L'Allemagne a décidé de durcir les règles pour justifier un arrêt maladie, exigeant une visite médicale en présentiel dès le premier jour. La mesure vise à prioriser la productivité, mais ignore une réalité : de nombreuses maladies, comme un simple rhume, ne nécessitent pas de déplacement. Cela sature les consultations, créant une contradiction entre prendre soin de sa santé et maintenir l'économie active.
Justificatif en ligne : la technologie comme alternative à l'effondrement 🏥
La solution n'est pas de punir le travailleur avec de la bureaucratie. Intégrer des systèmes de justification en ligne, utilisant des visioconférences ou des formulaires numériques vérifiables, réduirait la pression sur le système de santé publique. Avec des contrôles aléatoires basés sur les données et les schémas, on peut éviter la fraude sans pénaliser ceux qui sont vraiment malades. La flexibilité du travail et la prévention doivent être le pilier, pas la rigidité du papier tamponné.

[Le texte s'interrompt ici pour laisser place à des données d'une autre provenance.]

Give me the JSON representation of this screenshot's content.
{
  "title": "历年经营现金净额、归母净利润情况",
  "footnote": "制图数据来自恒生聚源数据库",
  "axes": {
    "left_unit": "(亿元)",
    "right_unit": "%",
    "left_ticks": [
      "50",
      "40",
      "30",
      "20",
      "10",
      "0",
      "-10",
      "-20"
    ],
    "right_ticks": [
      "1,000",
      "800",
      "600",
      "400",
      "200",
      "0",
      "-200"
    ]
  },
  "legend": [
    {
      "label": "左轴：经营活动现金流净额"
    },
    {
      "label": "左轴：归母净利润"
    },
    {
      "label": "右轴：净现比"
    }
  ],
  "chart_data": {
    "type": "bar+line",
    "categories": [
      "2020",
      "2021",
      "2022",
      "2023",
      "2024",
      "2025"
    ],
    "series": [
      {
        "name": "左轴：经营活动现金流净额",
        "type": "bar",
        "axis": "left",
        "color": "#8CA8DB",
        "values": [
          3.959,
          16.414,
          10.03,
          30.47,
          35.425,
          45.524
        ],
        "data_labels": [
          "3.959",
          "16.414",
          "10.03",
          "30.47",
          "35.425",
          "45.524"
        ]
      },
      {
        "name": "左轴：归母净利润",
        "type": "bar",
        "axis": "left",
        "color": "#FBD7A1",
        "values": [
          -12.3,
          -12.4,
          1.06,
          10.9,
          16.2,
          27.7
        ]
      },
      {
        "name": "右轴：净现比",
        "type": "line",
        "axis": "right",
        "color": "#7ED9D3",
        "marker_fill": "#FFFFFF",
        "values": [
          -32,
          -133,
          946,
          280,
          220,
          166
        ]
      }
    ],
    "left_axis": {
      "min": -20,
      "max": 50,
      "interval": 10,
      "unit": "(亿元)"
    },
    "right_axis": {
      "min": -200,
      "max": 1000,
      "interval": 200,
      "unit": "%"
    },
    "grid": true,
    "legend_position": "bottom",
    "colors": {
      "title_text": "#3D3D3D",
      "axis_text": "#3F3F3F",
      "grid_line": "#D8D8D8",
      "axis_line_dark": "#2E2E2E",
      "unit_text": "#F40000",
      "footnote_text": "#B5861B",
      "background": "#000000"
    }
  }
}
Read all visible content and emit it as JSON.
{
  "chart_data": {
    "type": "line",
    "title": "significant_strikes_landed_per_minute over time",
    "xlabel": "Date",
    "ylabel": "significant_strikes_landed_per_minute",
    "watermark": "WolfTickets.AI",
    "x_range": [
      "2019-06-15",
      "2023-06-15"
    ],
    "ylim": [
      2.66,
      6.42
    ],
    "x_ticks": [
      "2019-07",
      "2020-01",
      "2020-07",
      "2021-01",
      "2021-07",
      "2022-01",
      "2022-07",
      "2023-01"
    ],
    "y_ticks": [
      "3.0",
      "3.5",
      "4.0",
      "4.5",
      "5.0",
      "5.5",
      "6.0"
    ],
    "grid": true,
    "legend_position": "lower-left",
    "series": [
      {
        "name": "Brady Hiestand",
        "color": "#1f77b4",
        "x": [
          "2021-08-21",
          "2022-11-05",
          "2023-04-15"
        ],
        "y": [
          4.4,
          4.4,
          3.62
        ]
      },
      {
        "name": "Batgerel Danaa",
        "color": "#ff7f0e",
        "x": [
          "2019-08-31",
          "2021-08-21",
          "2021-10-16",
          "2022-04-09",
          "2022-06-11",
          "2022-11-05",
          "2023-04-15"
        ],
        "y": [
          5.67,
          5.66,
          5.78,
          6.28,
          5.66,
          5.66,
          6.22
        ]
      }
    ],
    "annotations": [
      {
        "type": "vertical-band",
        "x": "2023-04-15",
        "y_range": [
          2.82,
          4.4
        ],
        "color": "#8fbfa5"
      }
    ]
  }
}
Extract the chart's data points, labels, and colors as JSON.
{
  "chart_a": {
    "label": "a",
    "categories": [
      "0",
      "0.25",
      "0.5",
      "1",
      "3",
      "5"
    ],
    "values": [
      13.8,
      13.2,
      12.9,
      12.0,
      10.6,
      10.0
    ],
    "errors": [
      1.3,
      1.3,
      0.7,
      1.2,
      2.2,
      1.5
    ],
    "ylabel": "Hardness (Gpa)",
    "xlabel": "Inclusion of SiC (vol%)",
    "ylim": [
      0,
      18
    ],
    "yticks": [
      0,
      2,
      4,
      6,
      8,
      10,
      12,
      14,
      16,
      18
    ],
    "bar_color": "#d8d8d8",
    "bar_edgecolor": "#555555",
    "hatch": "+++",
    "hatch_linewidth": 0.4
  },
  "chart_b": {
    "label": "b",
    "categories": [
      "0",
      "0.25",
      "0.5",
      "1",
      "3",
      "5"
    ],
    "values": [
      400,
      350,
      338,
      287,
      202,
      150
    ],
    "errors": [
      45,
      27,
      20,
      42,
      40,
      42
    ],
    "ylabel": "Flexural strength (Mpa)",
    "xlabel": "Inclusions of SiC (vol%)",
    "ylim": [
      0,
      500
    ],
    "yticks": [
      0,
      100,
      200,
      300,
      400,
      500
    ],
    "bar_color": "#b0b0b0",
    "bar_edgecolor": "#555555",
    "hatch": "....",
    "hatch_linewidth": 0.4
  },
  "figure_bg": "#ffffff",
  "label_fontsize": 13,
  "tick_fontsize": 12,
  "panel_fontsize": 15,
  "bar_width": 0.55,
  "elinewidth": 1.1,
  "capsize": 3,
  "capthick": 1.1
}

Le médecin généraliste, désormais aussi agent de circulation 🚦
Le nouveau plan allemand transforme le médecin en contrôleur d'assiduité. Bientôt, nous verrons des patients avec de la fièvre faire la queue à 8 heures du matin juste pour s'entendre dire : Vous avez un virus, restez chez vous. Ce qu'ils n'expliquent pas, c'est comment payer l'essence pour aller au centre de santé quand on tremble. Au final, le seul gagnant est celui qui vend des mouchoirs en papier.